Teach Me How to LOVE!!! – The Cinematics of Desire

Allow me to set the scene…

It’s a blustery November evening, it’s cold out and if one looks carefully they can just about spot the first signs of frost clinging to the nearest window pane.  This is the beginning of what I shall dub the Jen-Eric situation. A stony eyed, disillusioned youth rushes somewhere; 'where', you may ask? Hell, I don’t know… What’s that? You need to know!? Okay... okay then: he’s rushing out to meet his friend Dave or some other pointless, functional plot device. There, is that better? Of course it is - you’re the modern cinema goer, that’s obviously all you need. Who needs twists or even a premise? Exactly: not you!

Anyhow, so this Eric fella, he happens across a young woman named Jen who lacks any sense of spatial awareness and just walks straight into him. It’s truly terrible, she drops all the papers, or apples, or whatever else she may be carrying… papier-mâché kittens, anything, it’s really not all that important. So Eric, he immediately falls head over heels in love with Jen – you see most of the time we keep our heads below our heels, I know, MIND BLOWN! Well, anyway, much to young Eric’s dismay Jen doesn’t immediately feel the same; she’s already seeing Conventionally Attractive Man. Conventionally Attractive Man happens to be a bit of a douchebag and bullies Eric, makes silly jokes at Eric’s expense and laughs with his group of conventionally attractive friends.

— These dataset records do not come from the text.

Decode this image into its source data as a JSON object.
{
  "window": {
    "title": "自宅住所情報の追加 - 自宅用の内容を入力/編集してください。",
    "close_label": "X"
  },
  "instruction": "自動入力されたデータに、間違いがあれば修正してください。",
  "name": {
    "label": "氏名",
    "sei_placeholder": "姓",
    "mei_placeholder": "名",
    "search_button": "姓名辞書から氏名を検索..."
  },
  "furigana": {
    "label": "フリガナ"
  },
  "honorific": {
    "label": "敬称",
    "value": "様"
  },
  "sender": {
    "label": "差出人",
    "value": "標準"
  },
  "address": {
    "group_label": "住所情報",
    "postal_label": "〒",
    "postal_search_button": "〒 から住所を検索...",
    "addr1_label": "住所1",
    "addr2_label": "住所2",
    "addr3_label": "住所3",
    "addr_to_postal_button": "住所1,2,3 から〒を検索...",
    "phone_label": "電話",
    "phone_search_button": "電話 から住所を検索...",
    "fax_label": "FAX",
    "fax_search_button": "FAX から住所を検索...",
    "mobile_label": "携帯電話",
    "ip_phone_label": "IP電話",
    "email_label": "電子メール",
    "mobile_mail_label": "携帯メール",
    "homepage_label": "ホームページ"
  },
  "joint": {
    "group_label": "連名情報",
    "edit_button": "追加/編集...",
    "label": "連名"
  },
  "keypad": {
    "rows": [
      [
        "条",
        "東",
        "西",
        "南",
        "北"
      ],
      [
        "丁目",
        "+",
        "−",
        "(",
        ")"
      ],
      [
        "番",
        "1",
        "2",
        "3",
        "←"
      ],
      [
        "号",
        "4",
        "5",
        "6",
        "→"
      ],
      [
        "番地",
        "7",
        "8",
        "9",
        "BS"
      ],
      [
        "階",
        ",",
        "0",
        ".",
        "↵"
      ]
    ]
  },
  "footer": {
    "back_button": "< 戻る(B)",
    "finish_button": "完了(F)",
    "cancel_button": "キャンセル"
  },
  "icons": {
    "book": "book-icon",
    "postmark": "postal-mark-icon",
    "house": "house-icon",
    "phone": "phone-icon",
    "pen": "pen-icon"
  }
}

After this there’s a sequence of contrived and somewhat ridiculous events culminating in Jen leaving Conventionally Attractive Man and subverting her head-heel position as she falls for Eric. It’s at this moment they embrace, all the planets align and it starts to rain as Semisonic’s 1998 hit 'Closing Time' can be heard playing; but from where? Who knows - it’s probably coming from the same place as the asinine sequence of events that’s got them to this moment… A middle-aged, money-hungry screenwriter’s arse.

A BRIEF INTERLUDE:

Noah: Would you just stay with me?

Allie: Stay with you? What for? Look at us, we're already fightin'

Noah: Well that's what we do, we fight... You tell me when I am being an arrogant son of a bitch and I tell you when you are a pain in the ass. Which you are, 99% of the time. I'm not afraid to hurt your feelings. You have like a 2 second rebound rate, then you're back doing the next pain-in-the-ass thing

Allie: Hmmm… I can only think of one means of resolving this.

Noah: What?

Harry Hill: FIIIIIIGGGGGHHHHHT!!!!!!!

NOW BACK TO OUR PROGRAMME AS ADVERTISED:

Now don’t call me a pessimist – I prefer realistic optimist – but in the real world this isn’t exactly how it works. Allow me to explain. In 'real life' Jen would most likely stay with Conventionally Attractive Man until he one day cheats on her with Unrealistic Clichéd Girl. Jen, now broken-hearted, would continue down her self-destructive path dating more and more conventionally attractive men, who cheat on her with more and more unrealistic clichéd girls. This will go on for some time until Jen finally meets a genuinely nice guy who cares. Jen will never truly trust Genuinely Nice Guy, however: tainted by her past traumas she will resist his good intentions, and she will instead always think the worst. This will lead to accusations of cheating, Jeremy Kyle, a lie detector and many, many tears.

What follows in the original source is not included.